Role Tips: Tanks, Healers, DPS in Delves
Even though Delves are role-flexible, your playstyle matters for efficiency.
Tanks:
- Your biggest speed gain is pull control. Chain pulls are great, but only if you can keep damage predictable.
- Use corners and line-of-sight to group enemies and reduce chaos.
- If you’re dying, it’s usually because you’re pulling like a Mythic+ tank without Mythic+ teammates to back you up.
Healers:
- Delves reward proactive healing and cooldown planning.
- Don’t heal avoidable damage forever—teach yourself to move first, heal second.
- In higher tiers, treat your defensives and mobility as healing tools.
DPS:
- Interrupts and stops are your “hidden DPS.” The fastest runs are the runs where you prevent damage and keep the pull stable.
- Build a priority mindset: kill what’s dangerous, not what’s closest.
- If you want to gear faster, optimize for fewer deaths and fewer resets, not bigger numbers.
BoostRoom: Delve Coaching and Gearing Plans for Midnight
If you want Delves to be a real gearing lane (not a time sink), the fastest improvement is usually not “more runs.” It’s smarter structure.
BoostRoom helps you turn Delves into a clean weekly plan by focusing on:
- Tier progression strategy: when to push higher, when to farm stable
- Route and pull efficiency: how to clear faster without random deaths
- Companion setup choices: making Valeera work for your class and comfort
- Weekly planning: hitting Vault thresholds with minimum wasted time
- Confidence for solo and PUG play: consistent clears, fewer bricked weeks
If your goal is to gear smoothly, keep alts caught up, and feel ready for Mythic+ and raids without stress, Delves are the perfect system—when you run them with a plan.
FAQ
Do I need to run all 11 Delves to gear efficiently?
No.
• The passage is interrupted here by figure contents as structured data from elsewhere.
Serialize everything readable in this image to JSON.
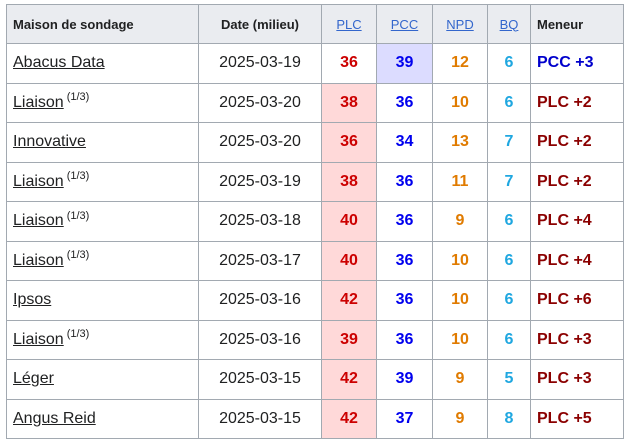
{
  "headers": {
    "firm": "Maison de sondage",
    "date": "Date (milieu)",
    "plc": "PLC",
    "pcc": "PCC",
    "npd": "NPD",
    "bq": "BQ",
    "lead": "Meneur"
  },
  "colors": {
    "plc": "#cc0000",
    "pcc": "#0000ee",
    "npd": "#e07b00",
    "bq": "#1fa7e0",
    "lead_plc": "#8b0000",
    "lead_pcc": "#0000cc",
    "highlight_plc": "#ffd9d9",
    "highlight_pcc": "#dcdcff"
  },
  "rows": [
    {
      "firm": "Abacus Data",
      "note": "",
      "date": "2025-03-19",
      "plc": "36",
      "pcc": "39",
      "npd": "12",
      "bq": "6",
      "lead": "PCC +3",
      "leader": "pcc"
    },
    {
      "firm": "Liaison",
      "note": "(1/3)",
      "date": "2025-03-20",
      "plc": "38",
      "pcc": "36",
      "npd": "10",
      "bq": "6",
      "lead": "PLC +2",
      "leader": "plc"
    },
    {
      "firm": "Innovative",
      "note": "",
      "date": "2025-03-20",
      "plc": "36",
      "pcc": "34",
      "npd": "13",
      "bq": "7",
      "lead": "PLC +2",
      "leader": "plc"
    },
    {
      "firm": "Liaison",
      "note": "(1/3)",
      "date": "2025-03-19",
      "plc": "38",
      "pcc": "36",
      "npd": "11",
      "bq": "7",
      "lead": "PLC +2",
      "leader": "plc"
    },
    {
      "firm": "Liaison",
      "note": "(1/3)",
      "date": "2025-03-18",
      "plc": "40",
      "pcc": "36",
      "npd": "9",
      "bq": "6",
      "lead": "PLC +4",
      "leader": "plc"
    },
    {
      "firm": "Liaison",
      "note": "(1/3)",
      "date": "2025-03-17",
      "plc": "40",
      "pcc": "36",
      "npd": "10",
      "bq": "6",
      "lead": "PLC +4",
      "leader": "plc"
    },
    {
      "firm": "Ipsos",
      "note": "",
      "date": "2025-03-16",
      "plc": "42",
      "pcc": "36",
      "npd": "10",
      "bq": "6",
      "lead": "PLC +6",
      "leader": "plc"
    },
    {
      "firm": "Liaison",
      "note": "(1/3)",
      "date": "2025-03-16",
      "plc": "39",
      "pcc": "36",
      "npd": "10",
      "bq": "6",
      "lead": "PLC +3",
      "leader": "plc"
    },
    {
      "firm": "Léger",
      "note": "",
      "date": "2025-03-15",
      "plc": "42",
      "pcc": "39",
      "npd": "9",
      "bq": "5",
      "lead": "PLC +3",
      "leader": "plc"
    },
    {
      "firm": "Angus Reid",
      "note": "",
      "date": "2025-03-15",
      "plc": "42",
      "pcc": "37",
      "npd": "9",
      "bq": "8",
      "lead": "PLC +5",
      "leader": "plc"
    }
  ]
}
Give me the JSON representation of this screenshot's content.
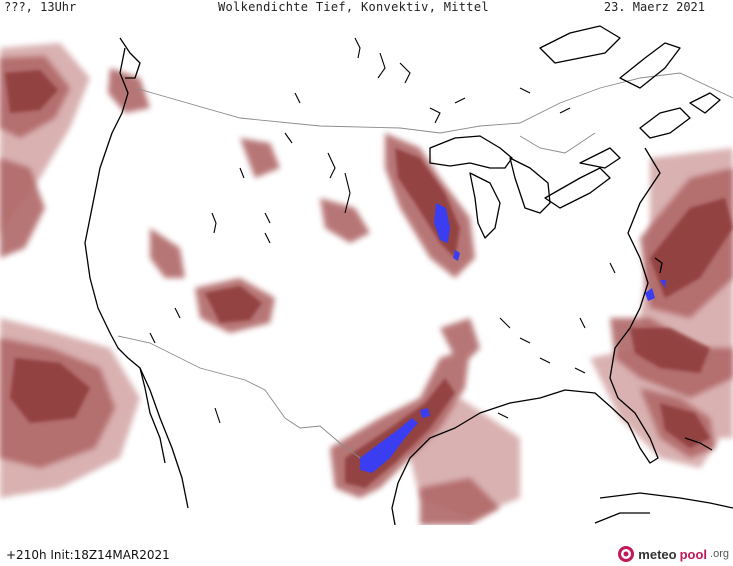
{
  "header": {
    "left": "???, 13Uhr",
    "center": "Wolkendichte  Tief, Konvektiv, Mittel",
    "right": "23. Maerz 2021"
  },
  "footer": {
    "left": "+210h  Init:18Z14MAR2021",
    "brand_main": "meteo",
    "brand_accent": "pool",
    "brand_suffix": ".org"
  },
  "colors": {
    "cloud_dark": "#8e3b3b",
    "cloud_mid": "#b06868",
    "cloud_light": "#d5a9a9",
    "convective": "#3a3df0",
    "coastline": "#000000",
    "border": "#8a8a8a",
    "brand_accent": "#c0185a"
  },
  "map": {
    "region": "USA"
  }
}
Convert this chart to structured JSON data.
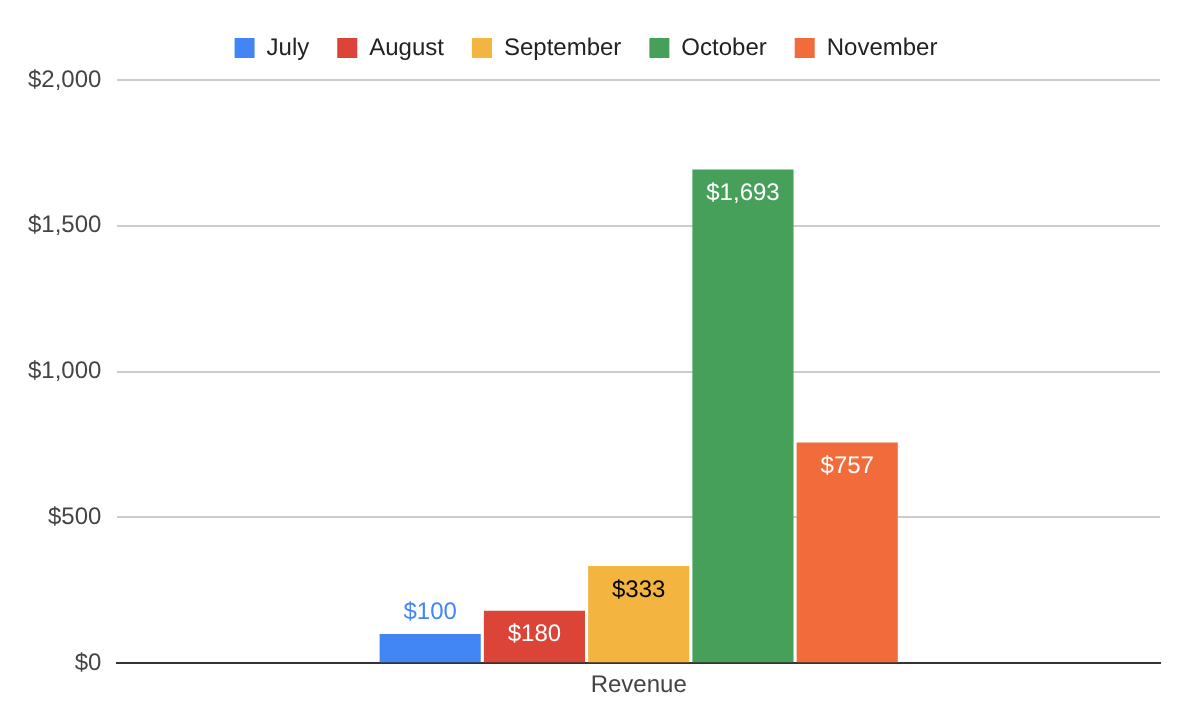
{
  "chart_data": {
    "type": "bar",
    "categories": [
      "Revenue"
    ],
    "series": [
      {
        "name": "July",
        "color": "#4285f4",
        "values": [
          100
        ],
        "value_labels": [
          "$100"
        ]
      },
      {
        "name": "August",
        "color": "#db4437",
        "values": [
          180
        ],
        "value_labels": [
          "$180"
        ]
      },
      {
        "name": "September",
        "color": "#f4b440",
        "values": [
          333
        ],
        "value_labels": [
          "$333"
        ]
      },
      {
        "name": "October",
        "color": "#47a05a",
        "values": [
          1693
        ],
        "value_labels": [
          "$1,693"
        ]
      },
      {
        "name": "November",
        "color": "#f26b3a",
        "values": [
          757
        ],
        "value_labels": [
          "$757"
        ]
      }
    ],
    "ylim": [
      0,
      2000
    ],
    "yticks": [
      {
        "value": 0,
        "label": "$0"
      },
      {
        "value": 500,
        "label": "$500"
      },
      {
        "value": 1000,
        "label": "$1,000"
      },
      {
        "value": 1500,
        "label": "$1,500"
      },
      {
        "value": 2000,
        "label": "$2,000"
      }
    ],
    "grid": "y",
    "legend": "top"
  }
}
Most players end up with a “best few” Delves they clear quickly and safely. Consistency and weekly thresholds matter more than variety.
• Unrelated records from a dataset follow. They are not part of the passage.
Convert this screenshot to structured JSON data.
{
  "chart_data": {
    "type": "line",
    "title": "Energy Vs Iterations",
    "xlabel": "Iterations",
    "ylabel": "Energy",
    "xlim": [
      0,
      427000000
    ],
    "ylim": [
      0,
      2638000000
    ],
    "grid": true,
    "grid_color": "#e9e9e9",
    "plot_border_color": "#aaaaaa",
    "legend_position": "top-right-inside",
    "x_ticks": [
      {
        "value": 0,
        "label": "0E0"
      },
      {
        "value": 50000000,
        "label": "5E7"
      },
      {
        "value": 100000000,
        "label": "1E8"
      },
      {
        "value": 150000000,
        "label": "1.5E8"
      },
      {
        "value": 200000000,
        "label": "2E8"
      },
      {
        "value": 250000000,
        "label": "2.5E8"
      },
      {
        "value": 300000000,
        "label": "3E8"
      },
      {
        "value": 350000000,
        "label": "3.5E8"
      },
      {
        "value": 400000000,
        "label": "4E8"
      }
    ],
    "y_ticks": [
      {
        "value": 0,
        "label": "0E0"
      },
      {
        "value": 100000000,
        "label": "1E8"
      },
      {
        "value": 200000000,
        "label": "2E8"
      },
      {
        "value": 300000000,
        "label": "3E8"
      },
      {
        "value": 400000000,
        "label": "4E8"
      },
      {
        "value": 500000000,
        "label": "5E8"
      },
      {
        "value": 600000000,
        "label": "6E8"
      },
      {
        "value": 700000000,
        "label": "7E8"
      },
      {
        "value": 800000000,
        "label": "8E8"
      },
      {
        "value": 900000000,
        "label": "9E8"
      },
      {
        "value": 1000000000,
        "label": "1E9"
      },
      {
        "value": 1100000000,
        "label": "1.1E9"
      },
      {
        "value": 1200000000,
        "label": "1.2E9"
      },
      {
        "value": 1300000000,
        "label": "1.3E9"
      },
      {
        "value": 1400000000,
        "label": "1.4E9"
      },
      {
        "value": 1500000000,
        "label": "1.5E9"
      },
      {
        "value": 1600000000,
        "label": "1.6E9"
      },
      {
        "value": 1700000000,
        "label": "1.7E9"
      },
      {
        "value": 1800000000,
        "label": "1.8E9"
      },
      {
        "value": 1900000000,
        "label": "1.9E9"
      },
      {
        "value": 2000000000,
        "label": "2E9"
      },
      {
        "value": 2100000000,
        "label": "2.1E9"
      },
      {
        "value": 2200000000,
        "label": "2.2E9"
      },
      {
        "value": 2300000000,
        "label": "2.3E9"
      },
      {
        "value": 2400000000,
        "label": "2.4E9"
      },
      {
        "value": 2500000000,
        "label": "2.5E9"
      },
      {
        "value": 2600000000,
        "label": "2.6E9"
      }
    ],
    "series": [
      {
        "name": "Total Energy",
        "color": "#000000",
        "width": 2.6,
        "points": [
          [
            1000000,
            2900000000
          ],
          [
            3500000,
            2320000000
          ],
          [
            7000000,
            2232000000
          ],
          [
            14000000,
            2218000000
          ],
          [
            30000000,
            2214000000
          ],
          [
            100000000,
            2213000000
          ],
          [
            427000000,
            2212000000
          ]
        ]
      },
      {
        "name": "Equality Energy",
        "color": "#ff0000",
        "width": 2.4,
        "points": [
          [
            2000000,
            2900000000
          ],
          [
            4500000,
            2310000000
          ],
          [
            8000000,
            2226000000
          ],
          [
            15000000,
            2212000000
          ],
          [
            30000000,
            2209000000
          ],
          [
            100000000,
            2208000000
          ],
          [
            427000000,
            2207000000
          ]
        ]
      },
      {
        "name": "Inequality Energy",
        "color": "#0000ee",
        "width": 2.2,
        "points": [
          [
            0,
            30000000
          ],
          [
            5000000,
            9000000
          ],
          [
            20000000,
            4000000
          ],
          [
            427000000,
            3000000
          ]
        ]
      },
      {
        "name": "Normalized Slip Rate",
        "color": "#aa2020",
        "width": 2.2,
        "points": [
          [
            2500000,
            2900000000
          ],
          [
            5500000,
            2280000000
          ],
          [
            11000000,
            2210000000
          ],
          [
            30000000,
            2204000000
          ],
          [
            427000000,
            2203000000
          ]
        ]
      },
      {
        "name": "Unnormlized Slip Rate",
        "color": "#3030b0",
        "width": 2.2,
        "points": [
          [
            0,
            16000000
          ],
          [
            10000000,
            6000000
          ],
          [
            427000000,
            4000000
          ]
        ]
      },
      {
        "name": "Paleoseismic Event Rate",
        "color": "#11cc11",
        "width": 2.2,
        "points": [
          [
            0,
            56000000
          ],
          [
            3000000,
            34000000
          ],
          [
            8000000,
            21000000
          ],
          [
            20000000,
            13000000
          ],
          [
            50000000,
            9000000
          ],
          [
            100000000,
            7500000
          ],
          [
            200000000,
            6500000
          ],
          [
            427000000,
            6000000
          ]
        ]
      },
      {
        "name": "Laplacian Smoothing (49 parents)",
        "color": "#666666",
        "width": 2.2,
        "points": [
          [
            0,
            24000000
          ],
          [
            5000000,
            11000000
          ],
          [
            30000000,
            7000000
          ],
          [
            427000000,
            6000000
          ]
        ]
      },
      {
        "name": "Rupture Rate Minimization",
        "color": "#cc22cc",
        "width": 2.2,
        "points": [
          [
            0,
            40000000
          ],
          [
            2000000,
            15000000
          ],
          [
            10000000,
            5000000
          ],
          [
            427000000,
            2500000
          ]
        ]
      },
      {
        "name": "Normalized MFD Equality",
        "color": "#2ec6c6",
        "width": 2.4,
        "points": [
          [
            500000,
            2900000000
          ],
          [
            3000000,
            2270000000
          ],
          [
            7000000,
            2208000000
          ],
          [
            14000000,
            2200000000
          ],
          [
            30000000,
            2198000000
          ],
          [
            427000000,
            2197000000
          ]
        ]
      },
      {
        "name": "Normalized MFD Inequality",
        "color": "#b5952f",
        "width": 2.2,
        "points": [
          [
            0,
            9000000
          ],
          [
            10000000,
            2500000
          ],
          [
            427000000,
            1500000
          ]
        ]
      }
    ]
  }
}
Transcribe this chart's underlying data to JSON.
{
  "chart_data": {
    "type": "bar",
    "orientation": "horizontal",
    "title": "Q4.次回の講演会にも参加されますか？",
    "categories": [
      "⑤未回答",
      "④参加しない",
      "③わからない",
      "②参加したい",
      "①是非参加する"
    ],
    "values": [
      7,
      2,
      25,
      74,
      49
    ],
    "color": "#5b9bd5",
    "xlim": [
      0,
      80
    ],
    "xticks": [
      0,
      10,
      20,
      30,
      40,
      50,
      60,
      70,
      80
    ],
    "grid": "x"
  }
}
What’s the single most important Delve habit for gearing?
Prioritize Bountiful runs and set a weekly Vault goal (2/4/8). Random spam is the fastest way to feel unrewarded.
Is Torment’s Rise required for gearing?
Not required, but it’s the seasonal Nemesis Delve and a strong benchmark once you’re comfortable. Treat it as a progression target, not a week-one obligation.
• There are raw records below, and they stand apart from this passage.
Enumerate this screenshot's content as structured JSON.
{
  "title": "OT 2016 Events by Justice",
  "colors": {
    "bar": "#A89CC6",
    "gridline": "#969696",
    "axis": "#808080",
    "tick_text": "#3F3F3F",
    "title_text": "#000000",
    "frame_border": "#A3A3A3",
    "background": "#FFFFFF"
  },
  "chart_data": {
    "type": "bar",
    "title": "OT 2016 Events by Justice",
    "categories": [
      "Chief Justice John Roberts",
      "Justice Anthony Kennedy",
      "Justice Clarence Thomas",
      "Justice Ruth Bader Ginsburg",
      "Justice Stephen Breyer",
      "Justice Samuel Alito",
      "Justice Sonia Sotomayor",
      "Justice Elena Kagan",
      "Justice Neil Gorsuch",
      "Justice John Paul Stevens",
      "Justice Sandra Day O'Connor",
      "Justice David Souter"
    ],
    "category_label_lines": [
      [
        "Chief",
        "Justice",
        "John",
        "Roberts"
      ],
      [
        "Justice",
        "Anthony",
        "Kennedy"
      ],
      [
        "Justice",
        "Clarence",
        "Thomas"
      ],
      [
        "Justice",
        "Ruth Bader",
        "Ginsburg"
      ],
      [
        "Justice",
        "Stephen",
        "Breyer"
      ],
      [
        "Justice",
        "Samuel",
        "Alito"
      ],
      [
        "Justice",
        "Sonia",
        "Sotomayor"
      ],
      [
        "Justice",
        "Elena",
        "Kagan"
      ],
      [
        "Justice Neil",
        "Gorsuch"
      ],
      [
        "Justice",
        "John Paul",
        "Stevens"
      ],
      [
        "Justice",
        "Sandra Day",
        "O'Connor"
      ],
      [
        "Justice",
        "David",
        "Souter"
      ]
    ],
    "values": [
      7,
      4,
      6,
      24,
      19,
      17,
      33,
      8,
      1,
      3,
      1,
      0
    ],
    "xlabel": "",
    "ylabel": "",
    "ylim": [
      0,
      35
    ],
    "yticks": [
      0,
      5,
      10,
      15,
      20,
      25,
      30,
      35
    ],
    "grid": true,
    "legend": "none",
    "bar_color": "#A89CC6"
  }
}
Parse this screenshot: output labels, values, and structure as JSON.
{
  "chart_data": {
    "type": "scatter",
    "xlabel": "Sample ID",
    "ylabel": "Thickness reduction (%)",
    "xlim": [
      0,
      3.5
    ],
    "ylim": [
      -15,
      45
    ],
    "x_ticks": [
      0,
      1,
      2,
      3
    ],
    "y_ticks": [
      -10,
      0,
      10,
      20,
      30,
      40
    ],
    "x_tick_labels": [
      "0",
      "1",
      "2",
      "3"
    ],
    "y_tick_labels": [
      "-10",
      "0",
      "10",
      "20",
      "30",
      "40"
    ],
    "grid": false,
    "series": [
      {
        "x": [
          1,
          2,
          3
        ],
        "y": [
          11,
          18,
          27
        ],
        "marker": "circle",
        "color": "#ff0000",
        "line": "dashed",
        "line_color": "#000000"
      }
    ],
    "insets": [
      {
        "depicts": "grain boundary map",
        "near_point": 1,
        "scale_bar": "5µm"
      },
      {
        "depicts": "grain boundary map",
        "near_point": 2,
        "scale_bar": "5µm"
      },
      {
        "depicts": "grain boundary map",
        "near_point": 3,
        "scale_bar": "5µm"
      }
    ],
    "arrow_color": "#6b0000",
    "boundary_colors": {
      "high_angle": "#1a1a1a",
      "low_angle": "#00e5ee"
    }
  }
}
Should I run Delves solo or in a group?
Solo is best for consistency and schedule freedom. Group is best for speed and higher-tier stability. Pick what you’ll actually do every week.
How do Delves compare to Mythic+ for gearing?
Mythic+ is higher pressure and can spike rewards, but it depends on groups and timers. Delves are steadier and more controllable, making them excellent weekly “baseline power.”
Can Delves help me gear alts fast?
Yes—Delves are one of the most alt-friendly systems because you can run them without waiting for invites, while still building Vault progress and upgrade momentum.